Teilautonomes Assistenzsystem gar nicht mal so sicher

Mercedes Distronic Instrumente Abstandsgrafik ACC Foto: Mercedes 8 Bilder

Dass Autos immer mehr erkennen, bringt nicht immer mehr Sicherheit: Wenn das Auto bremst, weil am Straßenrand ein Schild steht oder ein Tempolimit im Kartenmaterial nicht mehr stimmt. Blöd, wenn so was bei 200 km/h auf der linken Spur passiert.

29.03.2017 Andreas Of 12 Kommentare

Neulich, in einem Audi A5. Linke Spur auf der Autobahn, der Tempomat steht auf 130 km/h, Richtgeschwindigkeit. Plötzlich bremst das Auto, im Instrumentenkombi steht ein 80er-Schild, darunter das Zusatzschild für Regen. Eben hat es noch getröpfelt, der Sensor ließ den Scheibenwischer eher unregelmäßig über die Scheibe fahren. Jetzt fährt der Beifahrer aus seinem leichten Schlaf hoch, erschrickt über die die rüde Bremsung bei schlechter Sicht auf der linken Spur der Autobahn. Bei ihm verursacht das Verhalten des Sicherheitssystems ein Gefühl der Unsicherheit. Auch der Fahrer ist irritiert, kann das Geschehen jedoch schnell einordnen und sich mit einem kurzen Gasstoß wieder dem Verkehrsfluss anpassen.

Einige Wochen davor fühlt sich der Fahrer in einem Mercedes E 400 wie ein Passagier: Bei etwa 200 km/h auf der linken Spur ploppt ein 120er-Schild im Head-up-Display auf. Gleichzeitig versucht das Auto, auf 120 km/h zu kommen, bremst spürbar ab, Fahrer und Beifahrer hängen im Gurt.

Keine Testsituation, aber ein auffälliges Verhalten

Zwei einzelne Beobachtungen, keine Testsituation. Doch der Zusammenhang scheint offensichtlich.

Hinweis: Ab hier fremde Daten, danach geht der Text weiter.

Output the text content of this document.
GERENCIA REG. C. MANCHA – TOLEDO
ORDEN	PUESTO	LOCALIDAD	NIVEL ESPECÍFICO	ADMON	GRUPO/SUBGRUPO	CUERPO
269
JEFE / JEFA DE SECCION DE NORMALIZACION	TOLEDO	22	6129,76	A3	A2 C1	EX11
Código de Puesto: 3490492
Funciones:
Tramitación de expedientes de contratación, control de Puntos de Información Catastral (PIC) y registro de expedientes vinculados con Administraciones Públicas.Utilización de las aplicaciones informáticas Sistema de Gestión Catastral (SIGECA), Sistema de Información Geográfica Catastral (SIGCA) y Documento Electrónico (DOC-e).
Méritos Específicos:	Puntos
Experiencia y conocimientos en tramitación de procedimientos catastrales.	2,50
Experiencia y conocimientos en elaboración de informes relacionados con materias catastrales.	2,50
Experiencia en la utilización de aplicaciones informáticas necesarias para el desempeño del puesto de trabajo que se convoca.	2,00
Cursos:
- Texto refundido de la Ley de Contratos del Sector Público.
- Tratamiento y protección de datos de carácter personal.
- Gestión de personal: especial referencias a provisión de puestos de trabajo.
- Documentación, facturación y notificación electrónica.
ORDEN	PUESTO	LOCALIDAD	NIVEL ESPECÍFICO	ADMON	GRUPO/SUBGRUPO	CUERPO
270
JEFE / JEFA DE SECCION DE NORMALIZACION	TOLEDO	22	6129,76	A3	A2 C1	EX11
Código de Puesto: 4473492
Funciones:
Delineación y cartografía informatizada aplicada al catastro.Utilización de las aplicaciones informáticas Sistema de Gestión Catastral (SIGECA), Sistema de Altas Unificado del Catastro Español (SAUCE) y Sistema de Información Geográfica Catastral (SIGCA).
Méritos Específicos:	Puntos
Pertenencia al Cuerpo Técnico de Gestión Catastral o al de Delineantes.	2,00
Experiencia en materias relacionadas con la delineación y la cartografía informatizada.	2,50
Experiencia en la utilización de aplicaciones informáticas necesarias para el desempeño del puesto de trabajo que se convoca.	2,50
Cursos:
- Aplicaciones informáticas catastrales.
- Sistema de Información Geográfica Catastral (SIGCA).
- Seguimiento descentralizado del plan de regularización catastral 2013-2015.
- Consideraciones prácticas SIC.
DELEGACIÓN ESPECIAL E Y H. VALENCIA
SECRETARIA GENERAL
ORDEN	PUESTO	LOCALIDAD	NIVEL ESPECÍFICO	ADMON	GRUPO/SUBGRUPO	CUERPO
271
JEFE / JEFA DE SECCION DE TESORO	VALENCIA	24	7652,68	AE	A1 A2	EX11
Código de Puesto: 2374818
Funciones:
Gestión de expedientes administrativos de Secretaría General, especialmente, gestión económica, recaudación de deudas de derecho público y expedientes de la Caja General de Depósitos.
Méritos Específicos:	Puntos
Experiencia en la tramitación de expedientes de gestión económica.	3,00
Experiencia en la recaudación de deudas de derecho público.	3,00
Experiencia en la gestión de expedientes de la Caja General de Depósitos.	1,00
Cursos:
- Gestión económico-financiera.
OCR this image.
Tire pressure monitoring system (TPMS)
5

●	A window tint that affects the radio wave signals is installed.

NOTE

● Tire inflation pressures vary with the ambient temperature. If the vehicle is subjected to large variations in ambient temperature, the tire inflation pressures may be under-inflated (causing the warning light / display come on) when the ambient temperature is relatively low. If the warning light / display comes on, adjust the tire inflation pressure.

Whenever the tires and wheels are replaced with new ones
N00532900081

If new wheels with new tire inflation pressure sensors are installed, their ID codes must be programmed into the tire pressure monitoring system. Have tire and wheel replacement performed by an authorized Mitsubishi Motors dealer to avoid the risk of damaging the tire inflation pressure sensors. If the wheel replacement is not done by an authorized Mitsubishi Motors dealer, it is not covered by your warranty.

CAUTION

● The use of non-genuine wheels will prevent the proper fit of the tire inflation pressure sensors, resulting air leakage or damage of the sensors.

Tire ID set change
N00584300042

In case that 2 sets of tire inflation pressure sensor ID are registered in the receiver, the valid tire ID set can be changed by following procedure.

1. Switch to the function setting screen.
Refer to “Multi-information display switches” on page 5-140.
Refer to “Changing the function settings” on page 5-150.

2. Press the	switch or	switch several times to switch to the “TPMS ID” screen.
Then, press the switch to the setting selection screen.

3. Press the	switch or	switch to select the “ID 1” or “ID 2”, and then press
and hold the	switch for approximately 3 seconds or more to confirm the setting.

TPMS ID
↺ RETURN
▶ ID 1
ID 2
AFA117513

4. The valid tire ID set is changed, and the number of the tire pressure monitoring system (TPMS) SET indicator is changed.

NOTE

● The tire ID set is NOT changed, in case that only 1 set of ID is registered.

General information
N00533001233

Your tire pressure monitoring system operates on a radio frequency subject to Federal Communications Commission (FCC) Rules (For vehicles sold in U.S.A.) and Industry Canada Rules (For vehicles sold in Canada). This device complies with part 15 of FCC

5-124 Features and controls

Wir haben also die Hersteller gefragt und wollen klären: Wie hängen die beiden Ereignisse mit den beiden Testautos zusammen?

Tempomat achtet auf Tempolimits

Der Abstandstempomat gleicht die gefahrene Geschwindigkeit mit Tempolimits ab. „Im Zweifel wird eher die niedrigere Geschwindigkeit genommen“, erklärt Mercedes dazu. Zur Sicherheit, denn ein Schild könne auch verdeckt oder verschmutzt sein, die Daten im Navigationssystem sind möglicherweise inaktuell.

Audi Q5 ACC Foto: Audi
Der Abstandstempomat hält bei Audi und Mercedes nicht nur Abstand und Geschwindigkeit, sondern auch Tempolimits ein.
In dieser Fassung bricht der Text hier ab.